A new report looking into what went amiss with the rollout of Cyberpunk 2077 points to overconfidence from management at CD Projekt Red as a key problem, and reveals that “full development” of the game — announced in 2012— didn’t begin until 2016.
Jason Schreier of Bloomberg interviewed more than 20 current and former CD Projekt staff, and found that the game’s development was plagued by unrealistic deadlines and technical issues. The company “hit the reset button” on the game in 2016, but a demo of Cyberpunk 2077 showed at E3 in 2018 was “almost entirely fake,” according to the report. The development also suffered from the impact of the COVID-19 pandemic, with programmers on the PC version and testers of the console version working separately from each other.

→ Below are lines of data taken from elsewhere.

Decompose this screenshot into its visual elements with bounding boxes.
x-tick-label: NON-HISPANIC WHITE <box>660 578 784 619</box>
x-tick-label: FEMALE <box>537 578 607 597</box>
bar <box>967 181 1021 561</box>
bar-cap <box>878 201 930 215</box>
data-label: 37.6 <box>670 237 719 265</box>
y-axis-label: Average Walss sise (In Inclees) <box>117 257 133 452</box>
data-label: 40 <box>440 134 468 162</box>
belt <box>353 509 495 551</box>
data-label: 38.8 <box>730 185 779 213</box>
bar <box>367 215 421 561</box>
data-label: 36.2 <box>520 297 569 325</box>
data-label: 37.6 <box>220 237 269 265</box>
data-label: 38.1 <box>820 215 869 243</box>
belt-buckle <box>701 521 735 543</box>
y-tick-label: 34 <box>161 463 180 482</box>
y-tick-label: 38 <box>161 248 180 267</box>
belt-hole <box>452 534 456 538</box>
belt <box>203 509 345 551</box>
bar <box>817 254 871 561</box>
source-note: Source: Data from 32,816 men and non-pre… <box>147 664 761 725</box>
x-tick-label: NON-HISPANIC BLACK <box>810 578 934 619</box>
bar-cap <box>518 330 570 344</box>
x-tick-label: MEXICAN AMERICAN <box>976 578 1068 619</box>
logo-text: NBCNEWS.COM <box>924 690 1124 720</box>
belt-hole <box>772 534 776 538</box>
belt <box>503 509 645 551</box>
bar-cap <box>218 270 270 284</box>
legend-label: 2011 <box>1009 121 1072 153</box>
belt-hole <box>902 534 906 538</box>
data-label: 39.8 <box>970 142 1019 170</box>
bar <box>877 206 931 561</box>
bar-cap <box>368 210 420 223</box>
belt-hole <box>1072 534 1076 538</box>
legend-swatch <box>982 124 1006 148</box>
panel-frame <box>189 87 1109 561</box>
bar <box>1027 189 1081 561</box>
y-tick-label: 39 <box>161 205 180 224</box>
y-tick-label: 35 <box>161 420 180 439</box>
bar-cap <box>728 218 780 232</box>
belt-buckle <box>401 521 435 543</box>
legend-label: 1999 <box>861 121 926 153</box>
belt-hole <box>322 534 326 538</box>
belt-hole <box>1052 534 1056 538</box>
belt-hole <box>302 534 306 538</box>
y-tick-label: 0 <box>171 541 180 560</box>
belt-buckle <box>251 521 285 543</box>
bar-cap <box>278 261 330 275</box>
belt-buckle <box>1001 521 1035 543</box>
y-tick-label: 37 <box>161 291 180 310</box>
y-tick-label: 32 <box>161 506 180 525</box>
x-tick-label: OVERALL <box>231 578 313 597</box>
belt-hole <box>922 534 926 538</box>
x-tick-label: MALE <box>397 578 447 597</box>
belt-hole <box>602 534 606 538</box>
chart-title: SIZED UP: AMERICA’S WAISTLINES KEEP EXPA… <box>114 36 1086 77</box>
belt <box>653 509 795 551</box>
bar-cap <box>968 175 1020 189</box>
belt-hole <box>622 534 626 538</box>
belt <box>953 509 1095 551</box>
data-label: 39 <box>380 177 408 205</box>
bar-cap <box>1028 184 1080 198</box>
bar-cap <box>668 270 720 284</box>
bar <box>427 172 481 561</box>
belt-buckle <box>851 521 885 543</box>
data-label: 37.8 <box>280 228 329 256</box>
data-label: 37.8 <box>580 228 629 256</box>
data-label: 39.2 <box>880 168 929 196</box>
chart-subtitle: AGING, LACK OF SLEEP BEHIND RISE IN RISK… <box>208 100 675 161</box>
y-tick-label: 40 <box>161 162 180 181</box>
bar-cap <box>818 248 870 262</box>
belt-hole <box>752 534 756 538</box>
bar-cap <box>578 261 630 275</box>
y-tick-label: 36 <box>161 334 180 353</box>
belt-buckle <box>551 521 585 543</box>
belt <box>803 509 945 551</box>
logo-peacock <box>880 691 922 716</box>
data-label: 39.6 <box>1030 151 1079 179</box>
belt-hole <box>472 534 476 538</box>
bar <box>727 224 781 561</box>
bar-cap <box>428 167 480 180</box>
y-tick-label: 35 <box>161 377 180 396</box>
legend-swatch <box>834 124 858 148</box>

In the months leading up to its December 10th launch, reports emerged of Projekt Red staff working long, arduous hours to meet the launch deadlines. Almost immediately after the the release of Cyberpunk 2077, console players encountered widespread bugs, frame rate issues, and other problems. Within a week of launch, Sony had pulled Cyberpunk from the PlayStation Store and offered refunds. One investor is suing CD Projekt Red over the botched launch, and earlier this week, the PC version of the game was available for purchase for almost half off its original price.
Projekt Red co-founder Marcin Iwinski issued a mea culpa for the messy release, saying that despite the generally positive reception for the PC version of Cyberpunk 2077, the console version of the game “did not meet the quality standard we wanted it to meet.” The company is planning to release the game’s first big update within the next week.
According to Bloomberg, CD Projekt Red was still focused on The Witcher 3 when Cyberpunk was announced in 2012. Company executives apparently believed they could replicate the success it had with that game in developing Cyberpunk. And in a detail that didn’t make the final edit of the Bloomberg story, Schreier tweeted that the game had changed significantly since it was first announced; up until 2016, he says, it was a third-person game.